With forensic detail, Andrew Fowler provides a ringside seat at the epic battle that has made Julian Assange the USA's public enemy number one. Since it was first published, The Most Dangerous Man in the World has been translated and distributed in countries from China to Romania and the USA to Russia. Now, through recent interviews and the latest research, Fowler tells the extraordinary story of how a computer hacker with a turbulent childhood became holed up in London's Ecuador Embassy for seven years, and is now battling extradition to the USA from the notorious maximum security Belmarsh prison in London.
With a new introduction and two new chapters, the updated edition picks up from Assange’s plea for political asylum at the Ecuador Embassy in 2012 and follows through to the present day, ultimately revealing the extent to which the US and its allies will go to silence dissent.
Andrew Fowler is an award-winning investigative journalist and a former reporter for the ABC’s Foreign Correspondent and Four Corners programs.
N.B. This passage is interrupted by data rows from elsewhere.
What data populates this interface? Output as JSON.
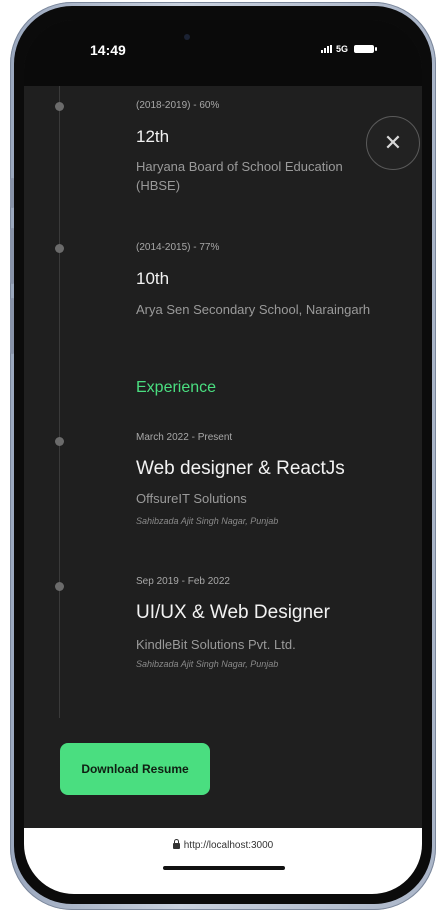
{
  "status_bar": {
    "time": "14:49",
    "network": "5G"
  },
  "education": [
    {
      "date": "(2018-2019) - 60%",
      "title": "12th",
      "institution": "Haryana Board of School Education (HBSE)"
    },
    {
      "date": "(2014-2015) - 77%",
      "title": "10th",
      "institution": "Arya Sen Secondary School, Naraingarh"
    }
  ],
  "experience_heading": "Experience",
  "experience": [
    {
      "date": "March 2022 - Present",
      "title": "Web designer & ReactJs",
      "company": "OffsureIT Solutions",
      "location": "Sahibzada Ajit Singh Nagar, Punjab"
    },
    {
      "date": "Sep 2019 - Feb 2022",
      "title": "UI/UX & Web Designer",
      "company": "KindleBit Solutions Pvt. Ltd.",
      "location": "Sahibzada Ajit Singh Nagar, Punjab"
    }
  ],
  "close_button": {
    "glyph": "✕"
  },
  "download_button": {
    "label": "Download Resume"
  },
  "browser": {
    "url": "http://localhost:3000"
  },
  "colors": {
    "accent": "#4ade80",
    "background": "#1f1f1f"
  }
}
Fowler first interviewed Julian Assange for Foreign Correspondent in 2010, for which the program won the New York Festival Gold Medal. He wrote the first edition of The Most Dangerous Man in the World in 2011. He was also a Walkley Award and Logie finalist for a major corruption investigation.
Describe your new book in three words.
Truth to Power.
What inspired you to write The Most Dangerous Man in the World?
As a journalist I’ve long understood the importance of holding truth to power: making accountable the often unaccountable. WikiLeaks, I believed, embodied this notion of what it is to be a journalist, challenging the increasingly cosy relationship between many journalists and governments. For this, more than anything else, Assange has been vilified, particularly by the journalists who are stenographers to the powerful.
What has been the highlight for you in the process of writing this book?
Revealing the connection between the surveillance of Julian Assange in the Ecuador Embassy and the Trump White House. Much has been written about how Assange was spied on while discussing his case with his lawyers, and the illegality of that, but the question was: who had access to that material? Now we know.
Tell us about your writing routine. Where do you like to write? When and how often?
I write in what we call the 'fourth bedroom', but there’s barely room for a bed! It’s full of books and a large French-style wardrobe. Against the opposite wall is a is a big desk, book cases perched on top of it. There’s enough room for a large extension screen and my MacBook Air, and the usual pile of notes and stickies remind me not to forget an important point. A whiteboard rests up against the settee next to the window. It carries the all-important timeline of events. In the evening of a particularly arduous day spent trying to make sense of what I wrote the day before, I clamber behind the white board on to the settee, hoping that when I wake all will be clearer!
I write everyday, going back over the last 500 to 1000 words, trying to smooth out the narrative and correct inaccuracies, before moving on to add another 400/500 plus words, if possible. I estimate everything is re-written and re-written six or seven times, by the time the process is finished.
What are you currently reading?
SPQR: A History of Ancient Rome by Mary Beard. It helps me realise that as dreadful as things might be, there’s often a historical precedent.
What is in your to-be-read pile?
Island off the Coast of Asia, written by my friend Clinton Fernandes. Permanent Record by Edward Snowden. I’ve used it for research, but want to read it right through.
What message do you want to leave with readers of your book?
Assange is a journalist who exposed criminals. He should be free to return to Australia.